As it is Tuesday, I made my way down town to the farmer’s market to meet a friend for coffee and to do some of the shopping I failed to do Saturday as a result of the enormous crowds. It was Spanish Market weekend here in Santa Fe, which basically means a bunch of tourists come to the most confusing city in the country, get lost and basically cause general chaos. As a result the Farmer’s Market was a veritable madhouse Saturday morning and I bought nothing as a result….but I digress.
Since the atmosphere at the Tuesday market is much more laid back, it tends to be the day I buy my fruits and vegetables. For one, none of the meat or egg vendors are there, and secondly, because the crowds are so much smaller I tend to fell less guilty about sampling everything and asking questions about the produce.
As a general rule, the vendors are more than willing to let me try their goods. Many of the apple and tomato sellers have slices for people to taste, and in the event that I want to try a pepper to test it’s hotness, or a cherry to test it’s sweetness, I typically am granted the favor. I suppose even I would think it unreasonable to sample, say, an eggplant, but I actually don’t like eggplant so I suspect it won’t be an issue. In either case, it is my opinion that a vendor who is willing to let a customer try a piece of produce is more likely to answer questions about how it was grown, provide suggestions for cooking it, and nourish that relationship between buyer and farmer. They are also much more likely to get my money.

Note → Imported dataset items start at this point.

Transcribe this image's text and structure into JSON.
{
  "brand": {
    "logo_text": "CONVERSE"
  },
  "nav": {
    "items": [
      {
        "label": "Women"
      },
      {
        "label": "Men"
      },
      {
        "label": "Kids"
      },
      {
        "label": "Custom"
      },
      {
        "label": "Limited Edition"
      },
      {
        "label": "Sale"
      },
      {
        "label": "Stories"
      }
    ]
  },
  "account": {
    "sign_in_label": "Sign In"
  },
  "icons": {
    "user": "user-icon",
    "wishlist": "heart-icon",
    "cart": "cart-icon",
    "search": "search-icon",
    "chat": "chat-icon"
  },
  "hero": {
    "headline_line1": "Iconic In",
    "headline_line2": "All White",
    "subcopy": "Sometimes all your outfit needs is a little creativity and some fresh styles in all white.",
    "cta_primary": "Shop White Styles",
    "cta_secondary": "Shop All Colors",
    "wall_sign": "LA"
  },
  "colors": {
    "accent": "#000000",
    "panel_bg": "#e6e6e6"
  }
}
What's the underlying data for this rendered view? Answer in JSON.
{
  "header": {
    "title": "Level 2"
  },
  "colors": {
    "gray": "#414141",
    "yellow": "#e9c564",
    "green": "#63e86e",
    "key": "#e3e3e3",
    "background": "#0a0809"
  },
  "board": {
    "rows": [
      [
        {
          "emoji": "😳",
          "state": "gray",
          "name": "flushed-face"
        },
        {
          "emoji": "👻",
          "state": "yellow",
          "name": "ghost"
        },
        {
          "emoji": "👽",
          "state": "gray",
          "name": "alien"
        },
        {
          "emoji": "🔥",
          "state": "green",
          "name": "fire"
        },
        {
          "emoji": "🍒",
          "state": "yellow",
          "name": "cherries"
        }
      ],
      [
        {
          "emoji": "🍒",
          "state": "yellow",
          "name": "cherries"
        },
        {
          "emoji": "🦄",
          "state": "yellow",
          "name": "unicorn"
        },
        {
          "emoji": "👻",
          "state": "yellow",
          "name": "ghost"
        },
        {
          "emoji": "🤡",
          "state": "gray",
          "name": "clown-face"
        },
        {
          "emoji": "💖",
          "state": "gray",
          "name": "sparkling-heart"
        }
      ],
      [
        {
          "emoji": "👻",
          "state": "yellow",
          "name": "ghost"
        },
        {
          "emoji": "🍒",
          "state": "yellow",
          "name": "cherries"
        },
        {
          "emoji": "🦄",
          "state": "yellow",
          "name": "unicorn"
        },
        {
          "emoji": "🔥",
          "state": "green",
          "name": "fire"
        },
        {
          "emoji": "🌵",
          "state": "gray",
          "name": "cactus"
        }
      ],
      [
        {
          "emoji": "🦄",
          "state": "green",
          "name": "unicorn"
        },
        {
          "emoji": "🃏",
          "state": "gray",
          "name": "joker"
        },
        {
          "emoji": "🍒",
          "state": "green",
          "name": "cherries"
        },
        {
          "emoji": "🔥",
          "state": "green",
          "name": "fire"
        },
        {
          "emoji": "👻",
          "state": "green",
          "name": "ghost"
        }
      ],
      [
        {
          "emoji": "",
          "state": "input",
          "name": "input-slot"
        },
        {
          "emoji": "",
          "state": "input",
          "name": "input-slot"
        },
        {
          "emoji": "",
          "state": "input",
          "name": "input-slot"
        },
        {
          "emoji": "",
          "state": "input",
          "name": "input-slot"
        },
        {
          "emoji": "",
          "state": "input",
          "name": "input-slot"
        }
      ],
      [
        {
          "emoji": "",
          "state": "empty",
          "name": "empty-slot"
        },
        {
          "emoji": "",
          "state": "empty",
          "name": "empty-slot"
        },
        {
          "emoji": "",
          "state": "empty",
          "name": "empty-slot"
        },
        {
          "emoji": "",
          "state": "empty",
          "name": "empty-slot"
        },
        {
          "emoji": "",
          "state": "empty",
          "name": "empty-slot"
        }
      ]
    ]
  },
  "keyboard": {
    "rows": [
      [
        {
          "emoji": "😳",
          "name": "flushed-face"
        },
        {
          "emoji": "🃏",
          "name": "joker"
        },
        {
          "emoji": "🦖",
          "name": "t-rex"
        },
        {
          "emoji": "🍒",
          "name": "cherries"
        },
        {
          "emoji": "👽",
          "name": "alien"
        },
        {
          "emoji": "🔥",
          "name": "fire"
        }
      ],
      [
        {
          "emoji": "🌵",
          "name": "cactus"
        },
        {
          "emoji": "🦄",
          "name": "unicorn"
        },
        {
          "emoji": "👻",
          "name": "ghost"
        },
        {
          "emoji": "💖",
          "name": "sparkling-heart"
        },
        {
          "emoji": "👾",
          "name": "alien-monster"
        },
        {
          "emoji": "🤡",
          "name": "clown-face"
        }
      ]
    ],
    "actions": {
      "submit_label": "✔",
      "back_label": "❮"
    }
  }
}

I was, therefor, rather surprised this morning when I asked to sample a raspberry and was told no. As I am sure you are all aware, a raspberry is a paltry thing – a small, single bite fruit. So why the unwillingness to allow me to try the $5 for a 1/2 pint fruit? I can only guess at the motives, but it certainly left a bad taste in my mouth.
It made me really wonder about the attitude of the farmer – a well known local, certified organic, mono-crop producer. The unwillingness to part with a single berry so as to potentially engender a relationship with someone who would, under different circumstances, become a regular customer, seems a poor decision. But perhaps he doesn’t think he needs to create personal relationships with his customers since he has an established brand. It is a rather peculiar kind of arrogance that I found quite disheartening.
The whole purpose, in my mind, of buying locally is to establish a relationship of trust between the farmer’s growing my food and myself. I want to know that the farmer cares about me; my health and well being. I want to know that the food grown is not sprayed, not processed, not pumped full of chemicals. I want to know that the grower is thoughtful, concerned about his or her community, and wants to provide sustainable food for that community. Perhaps this is too much to expect, but I find that so many of the vendors at the farmer’s market are like this.
Outside of local markets, this is absolutely not the case. Things are packaged to the point where it is impossible to open them even once you get home. Sampling the produce is frowned upon (some might even call it stealing) and the meats are frequently dyed or packaged in gas to trick us into thinking it is fresher than it is. It is an odd system we have that seems to encourage the idea that we should eat what is in front of us because it is there. The American food buyer who questions the source or, god forbid, wants to reassure herself that she is getting a good product, is seen by some as presumptuous – why ask when we should simply trust the labeling? As eaters, we need to take back control over what we eat, and the easiest way to do that is to ask questions and try things, then make purchases based off whether we like the answers to our questions.
So while the desire for raspberries was strong, I can’t in good conscience go back to that particular farmer and feel good about making a purchase. The experience illuminated for me that even local, certified organic farmers may, or may not, share my vision about local, sustainable, relationship based agriculture. There are many still out there who are more concerned with profit and loss (how much does one raspberry cost, anyhow?) and their government certifications than whether or not the people eating their food trust what they’re getting.
It was with a heavy heart that I turned away from the raspberries (which did look delicious) and continued my quest for fruit, finding some delicious apples from a farmer who not only let me sample them, but also answered my questions about his practices, explaining that he did not spray and that the blemishes on his fruit were from a hail storm prior to harvest. I bought ten and am so excited about the pie I’m going to make with them I can barely wait to finish writing this post.
The imperfect apples, with their pox marks and their variation are preferred by me any day to a 1/2 pint of uniform, certified organic raspberries that may, or may not, be delicious. Happy Eating!